The agriculture agency uses a point system to determine whether proposed best management projects meet state clean water objectives. While the assessment tool gives more points to projects in the Lake Champlain basin, as required by law, on-farm projects in watersheds that drain into the three most polluted sections of the lake — Missisquoi Bay, St. Albans Bay and the South Lake — are given no additional weight, the state auditor’s office found.
The agency needs to prioritize projects in those watersheds, the report concludes. Otherwise, the state “may be directing limited resources to…projects that do not offer the greatest nutrient pollution reduction.”
Laura DiPietro, head of the water quality division for the agency, said that since the passage of Act 64 in 2015 the division has made a point of reaching out to farmers in impaired watersheds.

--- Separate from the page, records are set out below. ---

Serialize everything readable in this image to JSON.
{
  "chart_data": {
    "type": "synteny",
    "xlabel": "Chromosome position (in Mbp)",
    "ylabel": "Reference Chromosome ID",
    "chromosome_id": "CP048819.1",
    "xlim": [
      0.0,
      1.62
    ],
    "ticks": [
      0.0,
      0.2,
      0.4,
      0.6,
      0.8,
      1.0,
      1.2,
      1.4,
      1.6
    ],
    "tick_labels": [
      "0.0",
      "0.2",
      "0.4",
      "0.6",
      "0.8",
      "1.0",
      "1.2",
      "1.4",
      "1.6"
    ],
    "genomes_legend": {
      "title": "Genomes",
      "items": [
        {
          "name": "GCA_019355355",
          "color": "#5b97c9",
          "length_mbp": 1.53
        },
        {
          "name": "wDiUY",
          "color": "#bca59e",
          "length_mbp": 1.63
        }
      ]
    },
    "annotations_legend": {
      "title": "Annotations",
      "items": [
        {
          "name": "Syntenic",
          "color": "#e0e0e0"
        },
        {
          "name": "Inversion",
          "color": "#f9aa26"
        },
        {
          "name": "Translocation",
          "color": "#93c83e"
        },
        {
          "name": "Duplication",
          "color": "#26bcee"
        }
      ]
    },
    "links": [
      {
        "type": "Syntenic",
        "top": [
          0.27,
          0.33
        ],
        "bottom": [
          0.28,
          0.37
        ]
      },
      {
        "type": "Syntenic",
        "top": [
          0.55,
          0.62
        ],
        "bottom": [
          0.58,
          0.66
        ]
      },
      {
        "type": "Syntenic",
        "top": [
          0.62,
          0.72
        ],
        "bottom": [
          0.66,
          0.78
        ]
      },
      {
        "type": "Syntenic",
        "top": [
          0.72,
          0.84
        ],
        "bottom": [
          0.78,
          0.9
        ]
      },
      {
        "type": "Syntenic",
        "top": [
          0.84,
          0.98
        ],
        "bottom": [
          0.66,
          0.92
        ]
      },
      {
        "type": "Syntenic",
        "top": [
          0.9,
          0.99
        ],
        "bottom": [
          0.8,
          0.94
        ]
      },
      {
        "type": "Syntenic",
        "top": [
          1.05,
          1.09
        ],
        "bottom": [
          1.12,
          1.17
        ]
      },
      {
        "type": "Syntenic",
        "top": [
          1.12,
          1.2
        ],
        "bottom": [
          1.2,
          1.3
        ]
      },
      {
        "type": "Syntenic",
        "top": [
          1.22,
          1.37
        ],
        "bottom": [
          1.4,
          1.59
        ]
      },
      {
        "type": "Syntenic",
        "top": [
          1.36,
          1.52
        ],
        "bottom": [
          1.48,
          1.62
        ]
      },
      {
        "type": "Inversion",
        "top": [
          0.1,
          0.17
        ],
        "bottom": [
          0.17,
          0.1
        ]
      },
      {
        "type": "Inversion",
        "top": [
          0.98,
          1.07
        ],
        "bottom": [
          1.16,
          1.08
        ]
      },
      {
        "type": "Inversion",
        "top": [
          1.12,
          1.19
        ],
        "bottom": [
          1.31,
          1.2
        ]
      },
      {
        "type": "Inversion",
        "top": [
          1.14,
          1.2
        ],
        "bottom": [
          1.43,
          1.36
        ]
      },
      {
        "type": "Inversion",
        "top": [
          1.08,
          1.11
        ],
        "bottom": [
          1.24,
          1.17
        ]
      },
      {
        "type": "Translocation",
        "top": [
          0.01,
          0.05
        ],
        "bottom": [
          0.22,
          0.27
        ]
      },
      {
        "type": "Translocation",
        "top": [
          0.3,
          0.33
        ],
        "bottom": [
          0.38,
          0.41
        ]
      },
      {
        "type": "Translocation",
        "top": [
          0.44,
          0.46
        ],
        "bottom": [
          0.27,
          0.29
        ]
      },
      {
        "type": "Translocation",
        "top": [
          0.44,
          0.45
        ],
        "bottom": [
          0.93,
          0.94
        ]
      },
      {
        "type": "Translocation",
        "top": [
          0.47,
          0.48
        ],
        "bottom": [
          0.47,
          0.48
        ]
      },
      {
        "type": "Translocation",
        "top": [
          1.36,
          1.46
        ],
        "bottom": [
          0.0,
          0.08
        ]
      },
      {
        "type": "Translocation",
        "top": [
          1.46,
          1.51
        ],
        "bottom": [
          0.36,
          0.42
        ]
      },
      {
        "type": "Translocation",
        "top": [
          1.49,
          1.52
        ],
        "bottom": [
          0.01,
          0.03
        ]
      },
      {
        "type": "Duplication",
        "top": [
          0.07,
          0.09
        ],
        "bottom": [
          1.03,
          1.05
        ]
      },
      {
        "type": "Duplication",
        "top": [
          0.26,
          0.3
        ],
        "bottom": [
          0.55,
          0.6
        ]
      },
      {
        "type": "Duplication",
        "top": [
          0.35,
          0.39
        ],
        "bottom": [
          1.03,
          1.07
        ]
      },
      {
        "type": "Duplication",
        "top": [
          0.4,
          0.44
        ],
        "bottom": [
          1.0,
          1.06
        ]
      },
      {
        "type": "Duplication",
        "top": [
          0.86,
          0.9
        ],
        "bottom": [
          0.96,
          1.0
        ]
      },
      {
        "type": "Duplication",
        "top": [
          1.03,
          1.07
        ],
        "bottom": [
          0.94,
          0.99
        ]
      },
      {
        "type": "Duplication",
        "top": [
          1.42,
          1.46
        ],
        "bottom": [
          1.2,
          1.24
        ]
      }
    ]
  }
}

“We all did our outreach and education … to get these people to be the applicants,” said DiPietro. She added that with changes to the state’s required agricultural practices the program has seen a surge in applicants.
The agency has farmers agree in writing to maintain projects after installation. However, the agency does not directly monitor farmers’ upkeep of the projects, nor does it provide farmers with a plan for maintenance, according to the report. “If the conservation practices do not achieve their useful life, nutrient pollution reductions will not be as expected,” the report said.
DePietro said that most farmers who apply for funding to implement best management practices do so after an inspection by the state “shows a deficiency” on a farm. She said that the state and partner organizations like the NRCS then assess in subsequent inspections whether the farm has addressed water pollution challenges.
“There is a lot of oversight and there is a lot of documentation, but it just isn’t in a place where we can say, ‘here’s our follow-up on a specific best management practice,’ ” said DiPietro.
The agency also did not provide the Department of Environmental Conservation — the body in charge of calculating how the state is meeting its phosphorus reduction requirements — with adequate data to determine phosphorus reduction from best management practices, according to the report.
DiPietro said that the agency provided the DEC with that information in a memorandum of understanding. She said the agency is working to develop a more accurate way to model the effectiveness of various best management practices at reducing phosphorus runoff.
“Anyone who can stand there and look at a stream that’s degraded because cattle have access to it would agree that once you put the fence up and remove the animals, the site will improve,” said DiPietro. “But taking that and saying how many exact pounds of phosphorous does that exclude is much more challenging.”
Hoffer called the agriculture agency’s dual mission of promoting and regulating farms a “questionable practice in terms of strategic planning for the state.” He referred to the Jay Peak investor fraud case, in which officials for the Vermont Agency of Commerce and Community Development’s EB-5 regional center failed to regulate a program that they were also tasked with promoting.
“EB-5, to me, is a cautionary tale of allowing the same entity to be an advocate and regulator at the same time,” he said.
DiPietro responded that her division focuses solely on regulation, not on promotion. “Certainly any of us like to have products that we know are safe and good for the environment, so good regulation is good promotion in itself,” she said.